The security researchers highlighted that the BYOVD attack was quickly detected and blocked by the ESET solutions. Interestingly, Microsoft claims that users can enable memory integrity and Hypervisor-protected code integrity (HVCI) to protect their Windows 10 and 11 PCs against driver-based attacks.

However, researchers managed to load the vulnerable Dell driver on a device running
the Windows 10 Enterprise edition. It is important to note that the aforementioned security features were already enabled on the targeted Windows system.

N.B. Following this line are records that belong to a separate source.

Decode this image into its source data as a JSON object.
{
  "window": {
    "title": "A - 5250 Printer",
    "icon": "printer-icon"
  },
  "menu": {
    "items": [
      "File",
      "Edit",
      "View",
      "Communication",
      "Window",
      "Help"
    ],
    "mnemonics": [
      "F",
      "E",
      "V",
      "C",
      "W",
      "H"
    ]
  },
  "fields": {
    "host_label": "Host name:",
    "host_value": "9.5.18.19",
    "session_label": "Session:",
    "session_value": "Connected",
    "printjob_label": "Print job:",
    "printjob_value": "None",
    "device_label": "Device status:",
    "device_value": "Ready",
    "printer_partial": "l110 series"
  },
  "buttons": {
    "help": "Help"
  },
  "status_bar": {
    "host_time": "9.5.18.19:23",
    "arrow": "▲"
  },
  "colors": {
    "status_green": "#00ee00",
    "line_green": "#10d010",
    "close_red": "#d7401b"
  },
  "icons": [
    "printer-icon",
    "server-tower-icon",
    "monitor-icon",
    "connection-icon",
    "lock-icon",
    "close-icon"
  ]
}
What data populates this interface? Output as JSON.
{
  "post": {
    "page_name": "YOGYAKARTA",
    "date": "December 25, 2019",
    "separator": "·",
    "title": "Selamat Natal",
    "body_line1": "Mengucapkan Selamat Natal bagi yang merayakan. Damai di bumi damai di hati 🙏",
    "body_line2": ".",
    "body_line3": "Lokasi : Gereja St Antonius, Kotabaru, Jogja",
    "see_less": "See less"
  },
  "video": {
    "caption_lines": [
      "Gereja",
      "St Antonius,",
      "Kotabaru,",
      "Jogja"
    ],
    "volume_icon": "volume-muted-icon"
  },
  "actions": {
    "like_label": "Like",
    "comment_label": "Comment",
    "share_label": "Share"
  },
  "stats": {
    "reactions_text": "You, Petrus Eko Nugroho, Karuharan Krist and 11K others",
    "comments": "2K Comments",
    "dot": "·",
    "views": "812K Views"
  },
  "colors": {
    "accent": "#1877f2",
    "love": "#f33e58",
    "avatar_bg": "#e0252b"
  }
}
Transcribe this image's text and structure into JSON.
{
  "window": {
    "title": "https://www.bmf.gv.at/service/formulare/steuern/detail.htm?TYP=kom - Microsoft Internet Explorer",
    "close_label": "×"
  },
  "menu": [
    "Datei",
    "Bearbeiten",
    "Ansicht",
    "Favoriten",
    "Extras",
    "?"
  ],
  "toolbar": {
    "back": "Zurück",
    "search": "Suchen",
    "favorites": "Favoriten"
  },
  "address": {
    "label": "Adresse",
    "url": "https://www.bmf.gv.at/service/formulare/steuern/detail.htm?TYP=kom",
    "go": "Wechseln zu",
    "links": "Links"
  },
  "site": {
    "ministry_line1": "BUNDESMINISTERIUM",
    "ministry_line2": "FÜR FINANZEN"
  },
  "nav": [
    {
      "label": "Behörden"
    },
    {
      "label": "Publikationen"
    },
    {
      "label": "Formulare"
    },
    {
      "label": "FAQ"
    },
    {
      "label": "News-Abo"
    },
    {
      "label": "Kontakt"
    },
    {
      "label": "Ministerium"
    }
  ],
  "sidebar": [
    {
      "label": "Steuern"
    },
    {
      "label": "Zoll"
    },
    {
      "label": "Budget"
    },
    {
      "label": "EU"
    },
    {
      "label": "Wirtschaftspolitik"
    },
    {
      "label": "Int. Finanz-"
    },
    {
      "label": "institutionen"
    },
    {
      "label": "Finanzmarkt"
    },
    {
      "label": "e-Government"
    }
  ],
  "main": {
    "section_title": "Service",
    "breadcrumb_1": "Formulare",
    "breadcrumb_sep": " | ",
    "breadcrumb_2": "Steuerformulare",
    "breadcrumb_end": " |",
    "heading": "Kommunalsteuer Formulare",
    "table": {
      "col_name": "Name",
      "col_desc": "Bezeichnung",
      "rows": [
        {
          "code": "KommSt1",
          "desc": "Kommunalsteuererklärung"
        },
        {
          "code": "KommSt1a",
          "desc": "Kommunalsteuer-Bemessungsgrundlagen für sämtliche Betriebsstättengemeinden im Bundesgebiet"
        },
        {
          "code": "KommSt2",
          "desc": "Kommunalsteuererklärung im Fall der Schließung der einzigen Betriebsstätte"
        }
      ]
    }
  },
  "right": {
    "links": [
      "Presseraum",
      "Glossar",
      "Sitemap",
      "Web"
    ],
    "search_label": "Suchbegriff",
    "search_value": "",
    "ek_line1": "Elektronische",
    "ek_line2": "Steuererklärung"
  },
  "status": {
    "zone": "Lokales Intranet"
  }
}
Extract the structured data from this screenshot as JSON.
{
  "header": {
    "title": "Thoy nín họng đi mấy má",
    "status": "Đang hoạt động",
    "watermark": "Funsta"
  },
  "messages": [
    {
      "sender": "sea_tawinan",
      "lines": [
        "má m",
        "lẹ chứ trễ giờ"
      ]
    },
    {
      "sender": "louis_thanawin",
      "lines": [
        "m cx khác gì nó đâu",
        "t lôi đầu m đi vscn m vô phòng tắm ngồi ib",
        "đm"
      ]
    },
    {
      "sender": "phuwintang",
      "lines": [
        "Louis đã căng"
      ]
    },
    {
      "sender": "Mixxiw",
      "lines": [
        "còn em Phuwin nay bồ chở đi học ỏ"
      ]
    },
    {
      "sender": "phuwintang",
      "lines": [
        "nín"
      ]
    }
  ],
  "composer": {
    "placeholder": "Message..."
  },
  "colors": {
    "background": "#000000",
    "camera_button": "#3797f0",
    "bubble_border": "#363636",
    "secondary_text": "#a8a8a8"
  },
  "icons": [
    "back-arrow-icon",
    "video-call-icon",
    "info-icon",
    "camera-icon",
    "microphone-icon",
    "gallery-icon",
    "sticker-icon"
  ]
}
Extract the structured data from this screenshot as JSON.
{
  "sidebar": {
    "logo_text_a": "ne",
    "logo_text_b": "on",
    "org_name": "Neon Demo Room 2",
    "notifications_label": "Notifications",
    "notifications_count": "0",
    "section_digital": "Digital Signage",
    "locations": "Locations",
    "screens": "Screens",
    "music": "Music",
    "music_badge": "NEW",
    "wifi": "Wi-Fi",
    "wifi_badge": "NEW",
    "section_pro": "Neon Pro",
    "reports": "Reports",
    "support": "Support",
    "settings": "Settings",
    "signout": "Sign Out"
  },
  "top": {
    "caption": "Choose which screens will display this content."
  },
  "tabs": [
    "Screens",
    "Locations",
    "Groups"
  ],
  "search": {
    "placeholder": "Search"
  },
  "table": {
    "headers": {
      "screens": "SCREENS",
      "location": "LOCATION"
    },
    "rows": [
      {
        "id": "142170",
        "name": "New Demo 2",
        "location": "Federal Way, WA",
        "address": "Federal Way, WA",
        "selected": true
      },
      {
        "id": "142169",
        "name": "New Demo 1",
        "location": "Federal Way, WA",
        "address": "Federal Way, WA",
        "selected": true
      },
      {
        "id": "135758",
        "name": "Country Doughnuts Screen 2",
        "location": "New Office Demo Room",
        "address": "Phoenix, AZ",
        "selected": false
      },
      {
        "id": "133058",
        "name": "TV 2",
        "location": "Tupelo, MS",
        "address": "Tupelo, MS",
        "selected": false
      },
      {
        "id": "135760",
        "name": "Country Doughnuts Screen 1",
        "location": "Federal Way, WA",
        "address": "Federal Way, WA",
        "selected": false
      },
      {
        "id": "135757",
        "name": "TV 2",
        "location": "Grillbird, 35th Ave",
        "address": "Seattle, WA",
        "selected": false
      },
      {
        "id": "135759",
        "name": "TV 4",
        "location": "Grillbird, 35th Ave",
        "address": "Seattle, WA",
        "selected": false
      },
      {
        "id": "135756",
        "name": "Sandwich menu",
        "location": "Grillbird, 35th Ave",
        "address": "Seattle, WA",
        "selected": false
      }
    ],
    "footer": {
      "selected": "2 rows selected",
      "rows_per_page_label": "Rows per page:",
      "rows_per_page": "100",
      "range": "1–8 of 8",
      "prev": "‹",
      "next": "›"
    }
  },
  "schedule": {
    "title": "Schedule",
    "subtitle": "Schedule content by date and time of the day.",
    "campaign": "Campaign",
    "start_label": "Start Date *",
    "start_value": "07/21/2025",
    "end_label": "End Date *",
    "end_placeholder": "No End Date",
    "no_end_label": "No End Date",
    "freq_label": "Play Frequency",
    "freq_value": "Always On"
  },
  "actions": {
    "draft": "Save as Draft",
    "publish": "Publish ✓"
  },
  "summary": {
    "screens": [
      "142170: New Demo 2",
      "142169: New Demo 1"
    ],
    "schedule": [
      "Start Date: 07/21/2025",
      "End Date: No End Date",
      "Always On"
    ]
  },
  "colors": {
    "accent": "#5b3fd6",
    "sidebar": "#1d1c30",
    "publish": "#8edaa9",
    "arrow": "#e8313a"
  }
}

Lazarus APT Abuses Vulnerable Dell Drivers to Bypass Windows Security

“Vulnerable drivers have been abused by the game-cheating community and malware authors alike for a long time. It is still an ongoing battle. The vendors are trying to fix the vulnerabilities; Microsoft is trying to strengthen the operating system from the inside and third-party security vendors are trying to detect such drivers themselves. But still, the industry doesn’t have a unified way of handling the problem and there’s no guarantee that [one] even exists,” Kálnai said in an emailed statement to Ars Technica.

Microsoft has yet to clarify whether the new security features in Windows 11 will help to boost protections against BYOVD attacks. Moreover, it remains to be seen if Microsoft will provide any mitigations to block similar threats in enterprise environments.